As part of his 2013 Budget proposals, Minister Gordhan announced various changes to the tax treatment of interest.
Firstly, as announced last year, the tax treatment of so-called ‘hybrid debt’ will be amended so as to re-characterise such debt as dividends. The main concerns in this area appear to be debt instruments that do not have a realistic possibility of being repaid in 30 years, or debt that is convertible into shares at the option of the issuer. Banks and insurers will be excluded from this re-characterisation treatment.
Secondly, certain restrictions will apply to connected person debt. ‘Excessive’ debt issued to connected person creditors will come in for unfavourable tax treatment in the form of limits that will be imposed on the deductibility of interest on such debt. The limit announced was 40 per cent of earnings after interest on other debts had been deducted. Excess interest will be allowed to be rolled forward for up to five years. The announcement referred specifically to situations where the creditor is exempt from tax on the interest (presumably referring to situations where the creditor is a non-resident). Hopefully the proposal, which would otherwise have wide-ranging implications for the economy, will be limited to such circumstances only.

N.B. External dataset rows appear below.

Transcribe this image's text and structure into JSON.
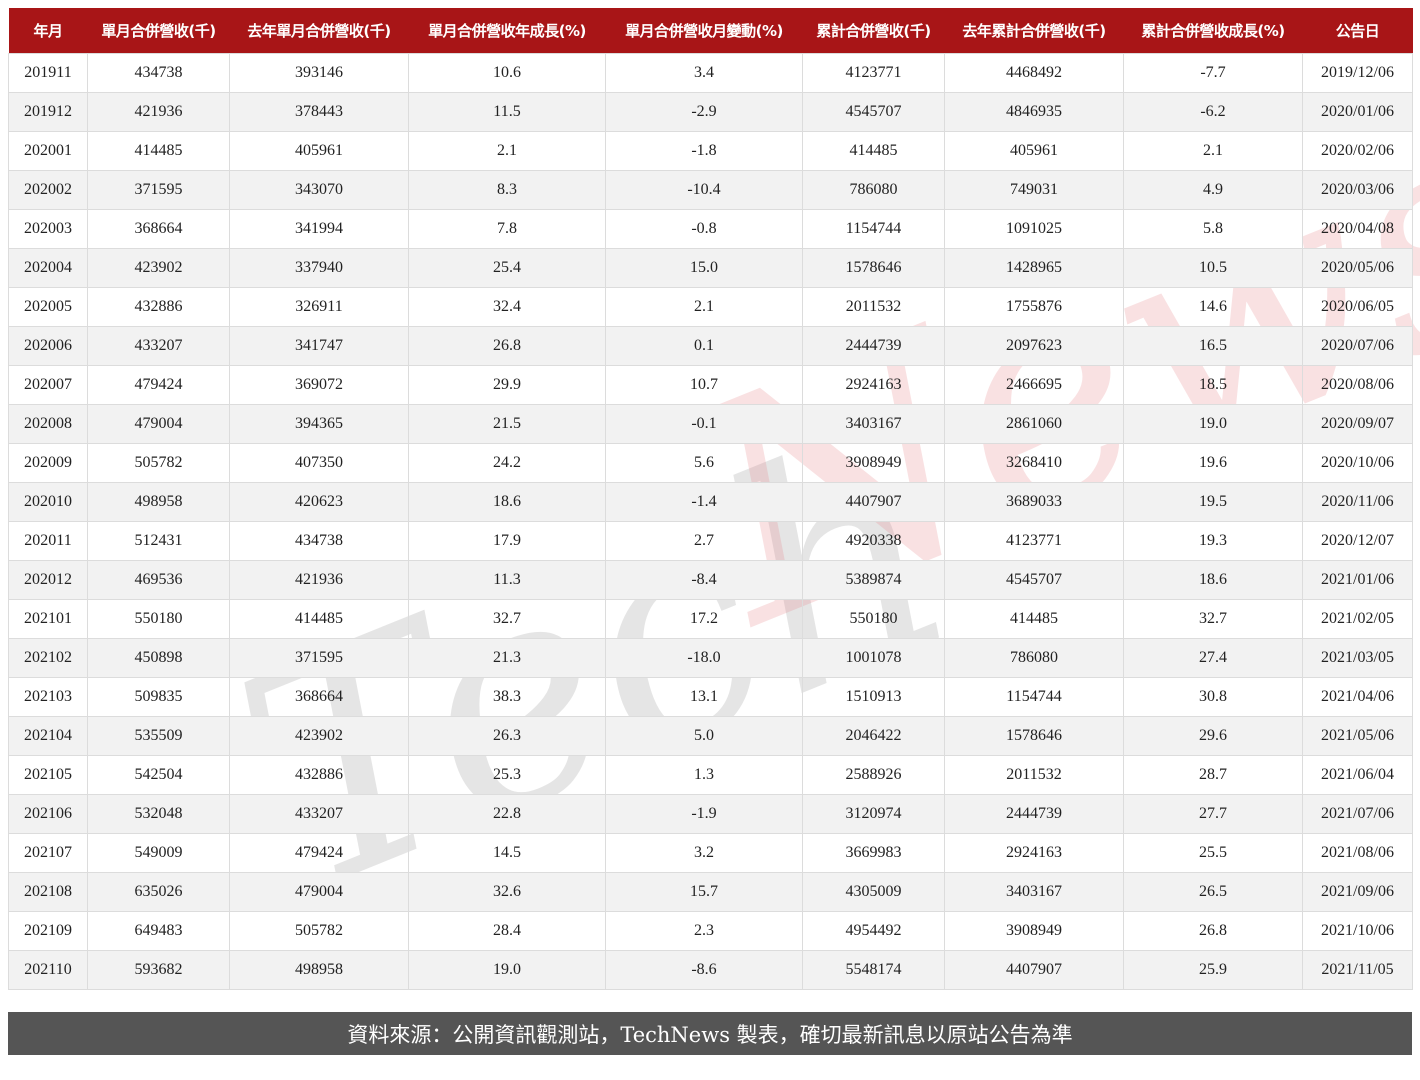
{
  "colors": {
    "header": "#a81517",
    "alt_row": "#f2f2f2",
    "footer": "#555555",
    "watermark_tech": "#9a9a9a",
    "watermark_news": "#e88a8f"
  },
  "chart_data": {
    "type": "table",
    "columns": [
      "年月",
      "單月合併營收(千)",
      "去年單月合併營收(千)",
      "單月合併營收年成長(%)",
      "單月合併營收月變動(%)",
      "累計合併營收(千)",
      "去年累計合併營收(千)",
      "累計合併營收成長(%)",
      "公告日"
    ],
    "rows": [
      [
        "201911",
        "434738",
        "393146",
        "10.6",
        "3.4",
        "4123771",
        "4468492",
        "-7.7",
        "2019/12/06"
      ],
      [
        "201912",
        "421936",
        "378443",
        "11.5",
        "-2.9",
        "4545707",
        "4846935",
        "-6.2",
        "2020/01/06"
      ],
      [
        "202001",
        "414485",
        "405961",
        "2.1",
        "-1.8",
        "414485",
        "405961",
        "2.1",
        "2020/02/06"
      ],
      [
        "202002",
        "371595",
        "343070",
        "8.3",
        "-10.4",
        "786080",
        "749031",
        "4.9",
        "2020/03/06"
      ],
      [
        "202003",
        "368664",
        "341994",
        "7.8",
        "-0.8",
        "1154744",
        "1091025",
        "5.8",
        "2020/04/08"
      ],
      [
        "202004",
        "423902",
        "337940",
        "25.4",
        "15.0",
        "1578646",
        "1428965",
        "10.5",
        "2020/05/06"
      ],
      [
        "202005",
        "432886",
        "326911",
        "32.4",
        "2.1",
        "2011532",
        "1755876",
        "14.6",
        "2020/06/05"
      ],
      [
        "202006",
        "433207",
        "341747",
        "26.8",
        "0.1",
        "2444739",
        "2097623",
        "16.5",
        "2020/07/06"
      ],
      [
        "202007",
        "479424",
        "369072",
        "29.9",
        "10.7",
        "2924163",
        "2466695",
        "18.5",
        "2020/08/06"
      ],
      [
        "202008",
        "479004",
        "394365",
        "21.5",
        "-0.1",
        "3403167",
        "2861060",
        "19.0",
        "2020/09/07"
      ],
      [
        "202009",
        "505782",
        "407350",
        "24.2",
        "5.6",
        "3908949",
        "3268410",
        "19.6",
        "2020/10/06"
      ],
      [
        "202010",
        "498958",
        "420623",
        "18.6",
        "-1.4",
        "4407907",
        "3689033",
        "19.5",
        "2020/11/06"
      ],
      [
        "202011",
        "512431",
        "434738",
        "17.9",
        "2.7",
        "4920338",
        "4123771",
        "19.3",
        "2020/12/07"
      ],
      [
        "202012",
        "469536",
        "421936",
        "11.3",
        "-8.4",
        "5389874",
        "4545707",
        "18.6",
        "2021/01/06"
      ],
      [
        "202101",
        "550180",
        "414485",
        "32.7",
        "17.2",
        "550180",
        "414485",
        "32.7",
        "2021/02/05"
      ],
      [
        "202102",
        "450898",
        "371595",
        "21.3",
        "-18.0",
        "1001078",
        "786080",
        "27.4",
        "2021/03/05"
      ],
      [
        "202103",
        "509835",
        "368664",
        "38.3",
        "13.1",
        "1510913",
        "1154744",
        "30.8",
        "2021/04/06"
      ],
      [
        "202104",
        "535509",
        "423902",
        "26.3",
        "5.0",
        "2046422",
        "1578646",
        "29.6",
        "2021/05/06"
      ],
      [
        "202105",
        "542504",
        "432886",
        "25.3",
        "1.3",
        "2588926",
        "2011532",
        "28.7",
        "2021/06/04"
      ],
      [
        "202106",
        "532048",
        "433207",
        "22.8",
        "-1.9",
        "3120974",
        "2444739",
        "27.7",
        "2021/07/06"
      ],
      [
        "202107",
        "549009",
        "479424",
        "14.5",
        "3.2",
        "3669983",
        "2924163",
        "25.5",
        "2021/08/06"
      ],
      [
        "202108",
        "635026",
        "479004",
        "32.6",
        "15.7",
        "4305009",
        "3403167",
        "26.5",
        "2021/09/06"
      ],
      [
        "202109",
        "649483",
        "505782",
        "28.4",
        "2.3",
        "4954492",
        "3908949",
        "26.8",
        "2021/10/06"
      ],
      [
        "202110",
        "593682",
        "498958",
        "19.0",
        "-8.6",
        "5548174",
        "4407907",
        "25.9",
        "2021/11/05"
      ]
    ]
  },
  "footer": {
    "text": "資料來源：公開資訊觀測站，TechNews 製表，確切最新訊息以原站公告為準"
  },
  "watermark": {
    "part1": "Tech",
    "part2": "News"
  }
}
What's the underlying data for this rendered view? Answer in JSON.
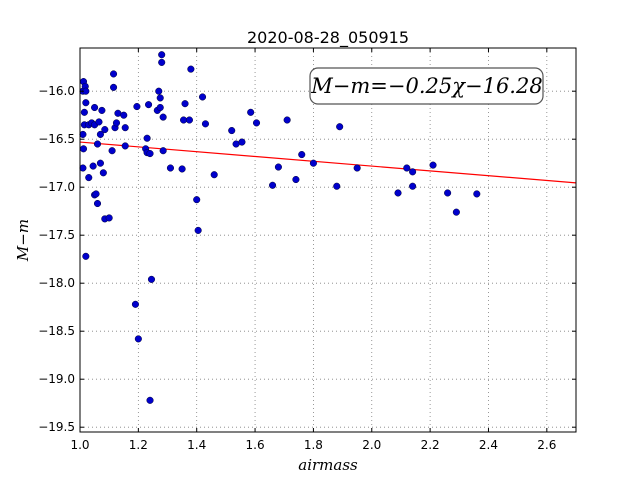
{
  "chart_data": {
    "type": "scatter",
    "title": "2020-08-28_050915",
    "xlabel": "airmass",
    "ylabel": "M−m",
    "xlim": [
      1.0,
      2.7
    ],
    "ylim": [
      -19.55,
      -15.55
    ],
    "x_ticks": [
      1.0,
      1.2,
      1.4,
      1.6,
      1.8,
      2.0,
      2.2,
      2.4,
      2.6
    ],
    "x_tick_labels": [
      "1.0",
      "1.2",
      "1.4",
      "1.6",
      "1.8",
      "2.0",
      "2.2",
      "2.4",
      "2.6"
    ],
    "y_ticks": [
      -16.0,
      -16.5,
      -17.0,
      -17.5,
      -18.0,
      -18.5,
      -19.0,
      -19.5
    ],
    "y_tick_labels": [
      "−16.0",
      "−16.5",
      "−17.0",
      "−17.5",
      "−18.0",
      "−18.5",
      "−19.0",
      "−19.5"
    ],
    "grid": true,
    "annotation": {
      "label": "M−m=−0.25χ−16.28",
      "position": "top-right"
    },
    "fit_line": {
      "slope": -0.25,
      "intercept": -16.28,
      "color": "#ff0000"
    },
    "marker_color": "#0000cc",
    "points": [
      [
        1.01,
        -16.0
      ],
      [
        1.012,
        -15.9
      ],
      [
        1.015,
        -16.35
      ],
      [
        1.01,
        -16.45
      ],
      [
        1.012,
        -16.6
      ],
      [
        1.01,
        -16.8
      ],
      [
        1.015,
        -16.22
      ],
      [
        1.018,
        -15.95
      ],
      [
        1.02,
        -16.12
      ],
      [
        1.02,
        -16.0
      ],
      [
        1.03,
        -16.35
      ],
      [
        1.03,
        -16.9
      ],
      [
        1.02,
        -17.72
      ],
      [
        1.04,
        -16.33
      ],
      [
        1.045,
        -16.78
      ],
      [
        1.05,
        -16.17
      ],
      [
        1.05,
        -16.35
      ],
      [
        1.05,
        -17.08
      ],
      [
        1.055,
        -17.07
      ],
      [
        1.06,
        -17.17
      ],
      [
        1.06,
        -16.55
      ],
      [
        1.065,
        -16.32
      ],
      [
        1.07,
        -16.45
      ],
      [
        1.07,
        -16.75
      ],
      [
        1.075,
        -16.2
      ],
      [
        1.08,
        -16.85
      ],
      [
        1.085,
        -16.4
      ],
      [
        1.085,
        -17.33
      ],
      [
        1.1,
        -17.32
      ],
      [
        1.11,
        -16.62
      ],
      [
        1.115,
        -15.96
      ],
      [
        1.115,
        -15.82
      ],
      [
        1.12,
        -16.38
      ],
      [
        1.125,
        -16.33
      ],
      [
        1.13,
        -16.23
      ],
      [
        1.15,
        -16.25
      ],
      [
        1.155,
        -16.57
      ],
      [
        1.155,
        -16.38
      ],
      [
        1.19,
        -18.22
      ],
      [
        1.195,
        -16.16
      ],
      [
        1.2,
        -18.58
      ],
      [
        1.225,
        -16.6
      ],
      [
        1.23,
        -16.49
      ],
      [
        1.23,
        -16.64
      ],
      [
        1.235,
        -16.14
      ],
      [
        1.24,
        -16.65
      ],
      [
        1.24,
        -19.22
      ],
      [
        1.245,
        -17.96
      ],
      [
        1.265,
        -16.2
      ],
      [
        1.27,
        -16.0
      ],
      [
        1.275,
        -16.07
      ],
      [
        1.275,
        -16.17
      ],
      [
        1.28,
        -15.62
      ],
      [
        1.28,
        -15.7
      ],
      [
        1.285,
        -16.27
      ],
      [
        1.285,
        -16.62
      ],
      [
        1.31,
        -16.8
      ],
      [
        1.35,
        -16.81
      ],
      [
        1.355,
        -16.3
      ],
      [
        1.36,
        -16.13
      ],
      [
        1.375,
        -16.3
      ],
      [
        1.38,
        -15.77
      ],
      [
        1.4,
        -17.13
      ],
      [
        1.405,
        -17.45
      ],
      [
        1.42,
        -16.06
      ],
      [
        1.43,
        -16.34
      ],
      [
        1.46,
        -16.87
      ],
      [
        1.52,
        -16.41
      ],
      [
        1.535,
        -16.55
      ],
      [
        1.555,
        -16.53
      ],
      [
        1.585,
        -16.22
      ],
      [
        1.605,
        -16.33
      ],
      [
        1.66,
        -16.98
      ],
      [
        1.68,
        -16.79
      ],
      [
        1.71,
        -16.3
      ],
      [
        1.74,
        -16.92
      ],
      [
        1.76,
        -16.66
      ],
      [
        1.8,
        -16.75
      ],
      [
        1.88,
        -16.99
      ],
      [
        1.89,
        -16.37
      ],
      [
        1.95,
        -16.8
      ],
      [
        2.09,
        -17.06
      ],
      [
        2.12,
        -16.8
      ],
      [
        2.14,
        -16.99
      ],
      [
        2.14,
        -16.84
      ],
      [
        2.21,
        -16.77
      ],
      [
        2.26,
        -17.06
      ],
      [
        2.29,
        -17.26
      ],
      [
        2.36,
        -17.07
      ]
    ]
  }
}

Thirdly, there appear to be on-going concerns around the use of debt to finance corporate restructuring transactions. The proposals in this regard are somewhat sketchy but it appears that a regime whereby a ceiling will be placed on the deductibility of the interest under such circumstances will replace the current discretionary regime whereby taxpayers apply for a discretionary directive from SARS before being allowed to deduct the interest.